Anticonceptiepillen
Anticonceptiepillen (BCP's) bevatten door de mens gemaakte vormen van 2 hormonen, oestrogeen en progestageen. Deze hormonen worden van nature gemaakt in de eierstokken van een vrouw. BCP's kunnen beide hormonen bevatten of alleen progestageen bevatten.
Beide hormonen voorkomen dat de eierstok van een vrouw een eicel afgeeft tijdens haar menstruatiecyclus (ovulatie genoemd). Ze doen dit door de niveaus van de natuurlijke hormonen die het lichaam maakt te veranderen.
Progestagenen maken het slijm rond de baarmoederhals ook dik en plakkerig. Dit helpt voorkomen dat sperma de baarmoeder binnendringt.
BCP's worden ook wel orale anticonceptiva of gewoon 'de pil' genoemd. Een zorgverlener moet BCP's voorschrijven.
- Het meest voorkomende type BCP combineert de hormonen oestrogeen en progestageen. Er zijn veel verschillende vormen van dit type pil.
- De "minipil" is een type BCP dat alleen progestageen bevat, geen oestrogeen. Deze pillen zijn een optie voor vrouwen die niet van de bijwerkingen van oestrogeen houden of die om medische redenen geen oestrogeen kunnen gebruiken.
- Ze kunnen ook worden gebruikt na de bevalling bij vrouwen die borstvoeding geven.
Alle vrouwen die BCP's gebruiken, hebben minimaal één keer per jaar een controle nodig. Vrouwen moeten ook hun bloeddruk laten controleren 3 maanden nadat ze met de pil zijn begonnen.
BCP's werken alleen goed als de vrouw eraan denkt om haar pil dagelijks in te nemen zonder een dag over te slaan. Slechts 2 of 3 van de 100 vrouwen die BCP's een jaar correct gebruiken, worden zwanger.

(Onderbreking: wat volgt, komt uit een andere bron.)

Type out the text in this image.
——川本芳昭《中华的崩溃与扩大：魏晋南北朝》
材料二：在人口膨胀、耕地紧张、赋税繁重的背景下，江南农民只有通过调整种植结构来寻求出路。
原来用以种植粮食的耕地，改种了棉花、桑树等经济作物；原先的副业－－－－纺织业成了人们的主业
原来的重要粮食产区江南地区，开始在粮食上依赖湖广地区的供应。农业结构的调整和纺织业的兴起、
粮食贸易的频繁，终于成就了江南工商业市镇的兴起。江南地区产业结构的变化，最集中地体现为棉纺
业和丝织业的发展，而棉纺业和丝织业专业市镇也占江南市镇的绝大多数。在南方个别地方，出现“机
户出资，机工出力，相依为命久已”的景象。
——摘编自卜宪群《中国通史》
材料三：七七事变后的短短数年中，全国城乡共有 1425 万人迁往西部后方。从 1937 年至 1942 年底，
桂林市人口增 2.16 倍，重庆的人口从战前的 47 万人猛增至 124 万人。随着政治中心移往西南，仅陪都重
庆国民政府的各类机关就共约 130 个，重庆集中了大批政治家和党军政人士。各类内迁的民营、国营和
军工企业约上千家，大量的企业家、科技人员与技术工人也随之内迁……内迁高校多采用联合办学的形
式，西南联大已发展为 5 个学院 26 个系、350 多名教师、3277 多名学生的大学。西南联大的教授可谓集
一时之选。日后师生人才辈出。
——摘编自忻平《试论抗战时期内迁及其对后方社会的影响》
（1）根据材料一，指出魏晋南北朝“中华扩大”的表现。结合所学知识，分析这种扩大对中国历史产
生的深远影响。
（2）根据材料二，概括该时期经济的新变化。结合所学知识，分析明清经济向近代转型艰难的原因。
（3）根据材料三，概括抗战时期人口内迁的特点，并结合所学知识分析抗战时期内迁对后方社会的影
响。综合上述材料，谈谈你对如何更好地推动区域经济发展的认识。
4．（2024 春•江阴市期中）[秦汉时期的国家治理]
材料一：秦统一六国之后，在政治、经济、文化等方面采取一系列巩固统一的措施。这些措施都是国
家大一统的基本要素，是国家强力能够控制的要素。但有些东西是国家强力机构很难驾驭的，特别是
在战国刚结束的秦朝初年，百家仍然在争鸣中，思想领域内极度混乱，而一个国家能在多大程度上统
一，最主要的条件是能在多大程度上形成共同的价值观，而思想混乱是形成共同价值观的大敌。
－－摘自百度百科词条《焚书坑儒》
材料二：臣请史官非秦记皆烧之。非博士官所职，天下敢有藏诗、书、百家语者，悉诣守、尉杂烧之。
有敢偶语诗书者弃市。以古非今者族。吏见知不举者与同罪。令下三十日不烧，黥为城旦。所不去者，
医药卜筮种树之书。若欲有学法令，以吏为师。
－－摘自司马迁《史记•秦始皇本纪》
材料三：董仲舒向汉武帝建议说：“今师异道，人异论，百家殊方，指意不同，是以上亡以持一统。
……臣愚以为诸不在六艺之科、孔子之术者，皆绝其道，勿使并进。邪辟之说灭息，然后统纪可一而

BCP's kunnen veel bijwerkingen veroorzaken. Waaronder:
- Veranderingen in menstruatiecycli, geen menstruatiecycli, extra bloedingen
- Misselijkheid, stemmingswisselingen, verergering van migraine (meestal door oestrogenen)
- Gevoelige borsten en gewichtstoename
Zeldzame maar gevaarlijke risico's van het nemen van BCP's zijn onder meer:
- Bloedproppen
- Hartaanval
- Hoge bloeddruk
- Beroerte
BCP's zonder oestrogeen hebben veel minder kans om deze problemen te veroorzaken. Het risico is groter voor vrouwen die roken of een voorgeschiedenis hebben van hoge bloeddruk, stollingsstoornissen of ongezonde cholesterolwaarden. De risico's op het ontwikkelen van deze complicaties zijn echter veel lager bij beide soorten pillen dan bij zwangerschap.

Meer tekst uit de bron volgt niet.